Mr. Thornton finished his pipe and rubbed his chin with a reflective air.

“Yes, I must have a look at the Morgue before I go,” he thought; “I promised that old nuisance, J. T. Jumballs, that I’d refresh my memory about the Morgue. He’s doing a great drama in which one-half of the dramatis personæ recognize the other half dead on the marble slabs. He’s never been across the Channel, and I think his notions of the Morgue are somewhat foggy. He fancies it’s about as big as Westminster Abbey, I know, and he wants the governors to give him the whole depth of the stage for his great scene, and set it obliquely, like the Assyrian hall in ‘Sardanapalus,’ so as to give the idea of illimitable extent. I’m to paint the scene for him. ‘The interior of the Morgue by lamplight. The meeting of the living and the dead.’ That’ll be rather a strong line for the bill, at any rate. I’ll go and have some dinner in the Palais Royal, and then go down and have a look at the gloomy place. An exterior wouldn’t be bad, with Notre Dame in the distance, but an interior—Bah! J. T. J. is a clever fellow, but I wish his genius didn’t lie so much in the charnel-house.”

He put on his hat, left his room, locked the door, and ran down the polished staircase, whistling merrily as he went. He was glad to be released from his work, pleased at the prospect of a few hours’ idleness in the foreign city. Many people, inhabitants and visitors, thought Paris dull, dreary, and deserted in this hot August weather, but it was a delightful change from the Pilasters and the primeval solitudes of Northumberland Square, that quaint, grim quadrangle of big houses, whose prim middle-class inhabitants looked coldly over their smart wire window-blinds at poor Richard’s shabby coat.

Mr. Thornton got an excellent dinner at a great bustling restaurateur’s in the Palais Royal, where for two francs one might dine upon all the delicacies of the season, in a splendid saloon, enlivened by the martial braying of a brass band in the garden below.

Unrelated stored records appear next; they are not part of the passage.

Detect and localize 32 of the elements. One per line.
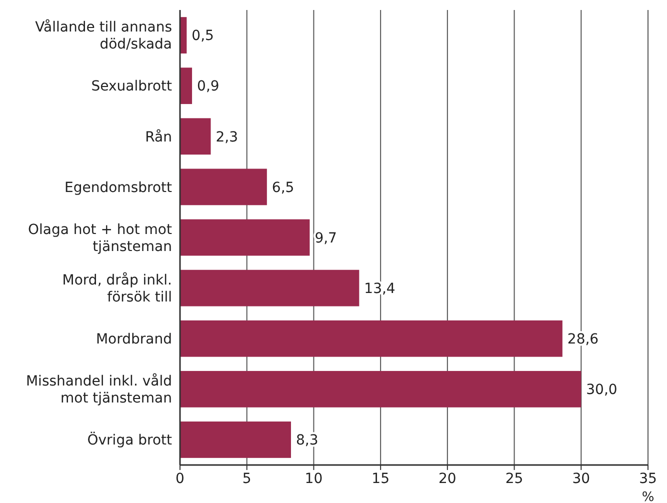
y-tick-label: Egendomsbrott: [64, 180, 173, 196]
x-tick-label: 20: [438, 471, 456, 487]
y-tick-label: Sexualbrott: [91, 78, 173, 95]
data-label: 30,0: [586, 382, 618, 398]
bar: [180, 270, 360, 306]
x-tick-label: 30: [572, 471, 590, 487]
y-tick-label: Mordbrand: [96, 332, 172, 348]
y-tick-label: Olaga hot + hot mot tjänsteman: [28, 222, 172, 255]
x-tick-label: 5: [242, 471, 252, 487]
bar: [180, 68, 192, 104]
y-tick-label: Misshandel inkl. våld mot tjänsteman: [26, 372, 172, 407]
bar: [180, 370, 582, 408]
y-tick-label: Rån: [145, 128, 172, 146]
data-label: 6,5: [272, 180, 294, 196]
x-tick-label: 25: [505, 471, 524, 487]
x-tick-label: 35: [639, 471, 657, 487]
bar: [180, 422, 291, 458]
y-tick-label: Övriga brott: [87, 432, 173, 449]
x-tick-label: 15: [372, 471, 390, 487]
y-tick-label: Vållande till annans död/skada: [35, 18, 172, 53]
x-tick-label: 0: [176, 471, 184, 487]
bar: [180, 118, 211, 155]
data-label: 0,5: [192, 28, 214, 44]
x-tick-label: 10: [304, 471, 323, 487]
data-label: 0,9: [197, 78, 220, 95]
bar: [180, 320, 562, 357]
data-label: 9,7: [314, 230, 337, 246]
bar: [180, 168, 267, 206]
bar: [180, 219, 310, 256]
x-axis-title: %: [642, 490, 654, 503]
y-tick-label: Mord, dråp inkl. försök till: [62, 271, 172, 306]
data-label: 2,3: [216, 129, 238, 146]
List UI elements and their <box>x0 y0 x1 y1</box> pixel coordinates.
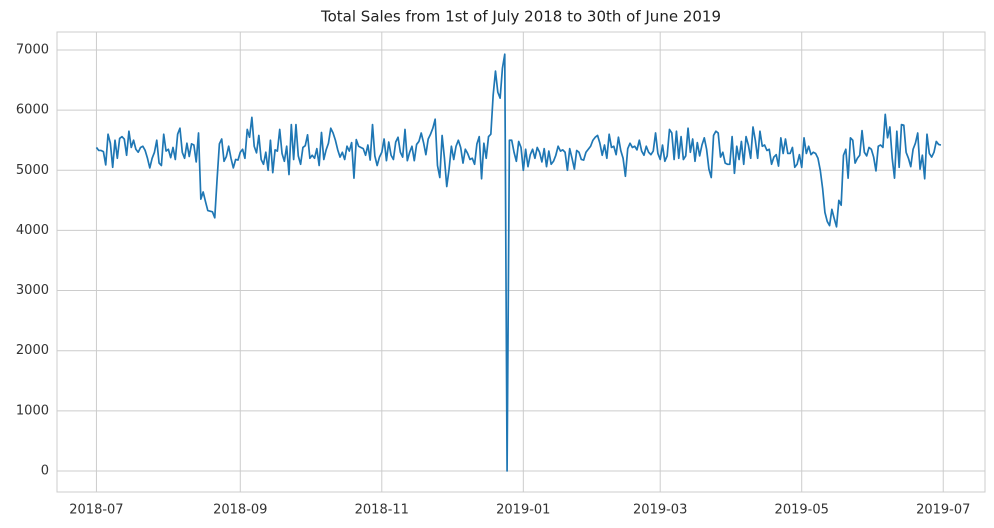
x-tick-label: 2019-01 <box>496 503 550 518</box>
y-tick-label: 1000 <box>16 403 49 418</box>
y-tick-label: 7000 <box>16 43 49 58</box>
y-tick-label: 0 <box>41 463 49 478</box>
x-tick-label: 2018-07 <box>69 503 123 518</box>
y-tick-label: 3000 <box>16 283 49 298</box>
x-tick-label: 2019-03 <box>633 503 687 518</box>
x-tick-label: 2019-07 <box>916 503 970 518</box>
sales-line <box>95 53 942 472</box>
chart-title: Total Sales from 1st of July 2018 to 30t… <box>320 8 721 26</box>
y-tick-label: 5000 <box>16 163 49 178</box>
x-tick-label: 2018-09 <box>213 503 267 518</box>
plot-area <box>56 31 986 493</box>
x-tick-label: 2018-11 <box>355 503 409 518</box>
y-tick-label: 4000 <box>16 223 49 238</box>
y-tick-label: 2000 <box>16 343 49 358</box>
y-tick-label: 6000 <box>16 103 49 118</box>
x-tick-label: 2019-05 <box>775 503 829 518</box>
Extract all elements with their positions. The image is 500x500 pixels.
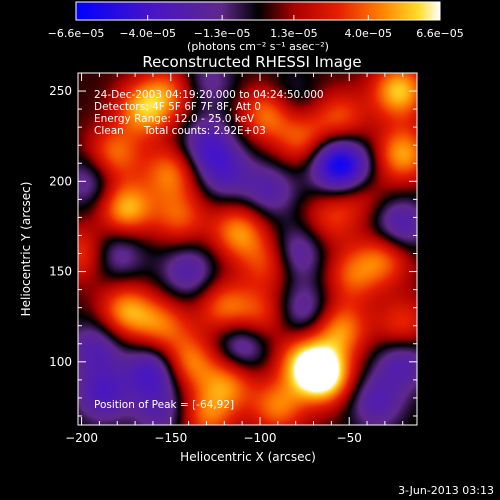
heatmap-image [78, 73, 417, 425]
y-axis-label: Heliocentric Y (arcsec) [19, 182, 33, 317]
annotation-peak-position: Position of Peak = [-64,92] [94, 399, 234, 411]
colorbar-tick-label: −6.6e−05 [48, 27, 105, 40]
y-tick-label: 100 [49, 355, 72, 369]
colorbar-tick-label: 6.6e−05 [416, 27, 463, 40]
annotation-detectors: Detectors: 4F 5F 6F 7F 8F, Att 0 [94, 101, 261, 113]
colorbar-units: (photons cm⁻² s⁻¹ asec⁻²) [187, 40, 329, 53]
x-axis-label: Heliocentric X (arcsec) [180, 450, 316, 464]
axis-ticks: −200 −150 −100 −50 100 150 200 250 [49, 72, 417, 445]
y-tick-label: 250 [49, 84, 72, 98]
plot-frame [77, 72, 418, 426]
footer-date: 3-Jun-2013 03:13 [398, 484, 494, 497]
colorbar-tick-label: 1.3e−05 [270, 27, 317, 40]
annotations: 24-Dec-2003 04:19:20.000 to 04:24:50.000… [94, 89, 324, 411]
x-tick-label: −50 [337, 431, 362, 445]
colorbar: −6.6e−05 −4.0e−05 −1.3e−05 1.3e−05 4.0e−05 6.… [48, 1, 464, 53]
x-tick-label: −200 [65, 431, 98, 445]
y-tick-label: 150 [49, 265, 72, 279]
annotation-time-range: 24-Dec-2003 04:19:20.000 to 04:24:50.000 [94, 89, 324, 101]
x-tick-label: −150 [154, 431, 187, 445]
colorbar-ticks: −6.6e−05 −4.0e−05 −1.3e−05 1.3e−05 4.0e−05 6.… [48, 15, 464, 40]
plot-area: −200 −150 −100 −50 100 150 200 250 [49, 72, 418, 445]
colorbar-tick-label: −1.3e−05 [194, 27, 251, 40]
annotation-energy-range: Energy Range: 12.0 - 25.0 keV [94, 113, 255, 125]
colorbar-tick-label: −4.0e−05 [119, 27, 176, 40]
y-tick-label: 200 [49, 174, 72, 188]
chart-title: Reconstructed RHESSI Image [142, 53, 361, 71]
annotation-method-counts: Clean Total counts: 2.92E+03 [94, 125, 266, 137]
x-tick-label: −100 [244, 431, 277, 445]
colorbar-gradient [75, 1, 441, 21]
colorbar-tick-label: 4.0e−05 [345, 27, 392, 40]
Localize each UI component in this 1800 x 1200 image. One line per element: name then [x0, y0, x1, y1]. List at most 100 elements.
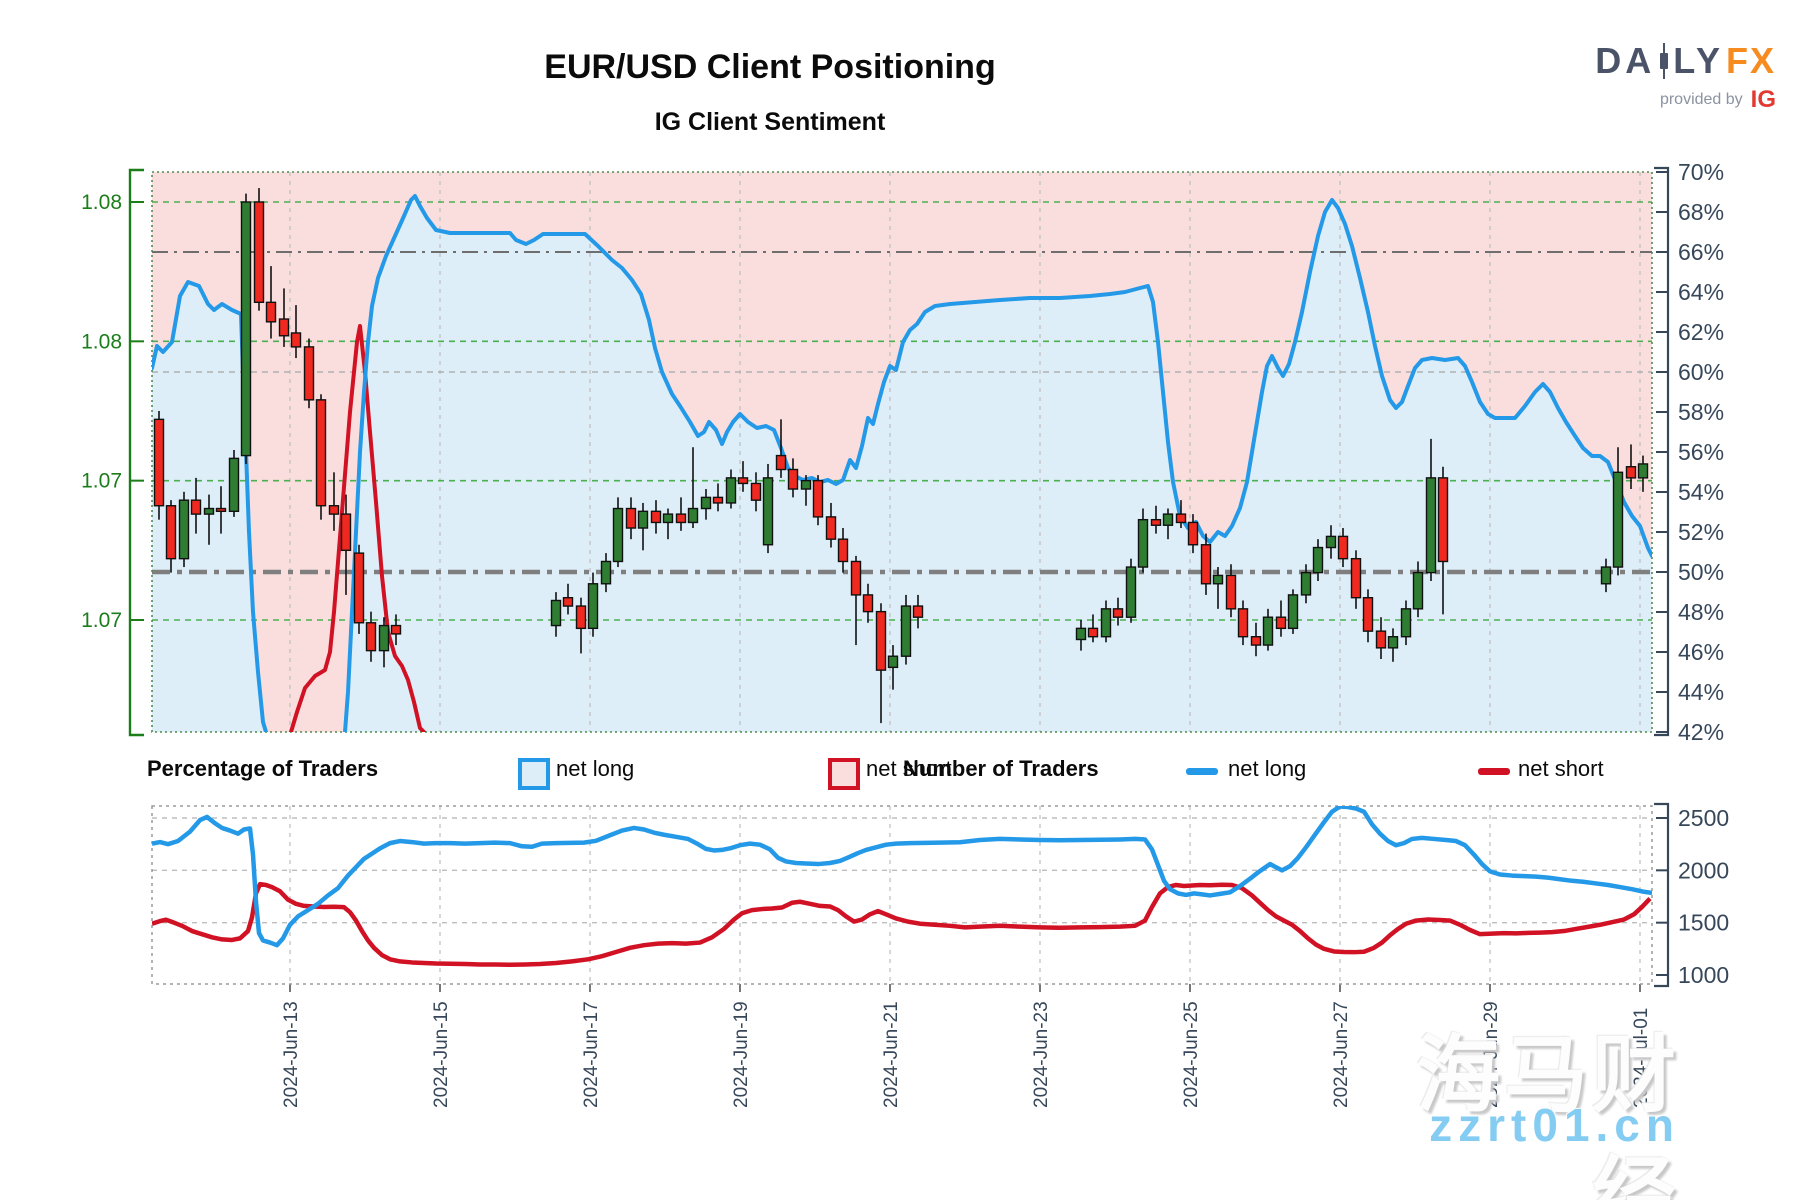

The carte de jour almost bewildered Richard by its extent and grandeur, and he chose haphazard from the catalogue of soups which the obliging waiter gabbled over for his instruction. He read all the pleasing by-laws touching the non-division of dinners, and the admissibility of exchanges in the way of a dish for a dessert, or a dessert for a dish, by payment of a few extra centimes. He saw that almost all the diners hid themselves behind great wedges of orange-coloured melon at an early stage of the banquet, and generally wound up with a small white washing-basin of lobster salad, the preparation of which was a matter of slow and solemn care and thought. He ordered his dinner in humble imitation of these accomplished habitués, and got very good value for his two francs. Then he paid his money; bowed to the graceful lady who sat in splendid attire in a very bower of salads and desserts, and went down a broad staircase that led into a street behind the Palais Royal, and thence to the Rue Richelieu.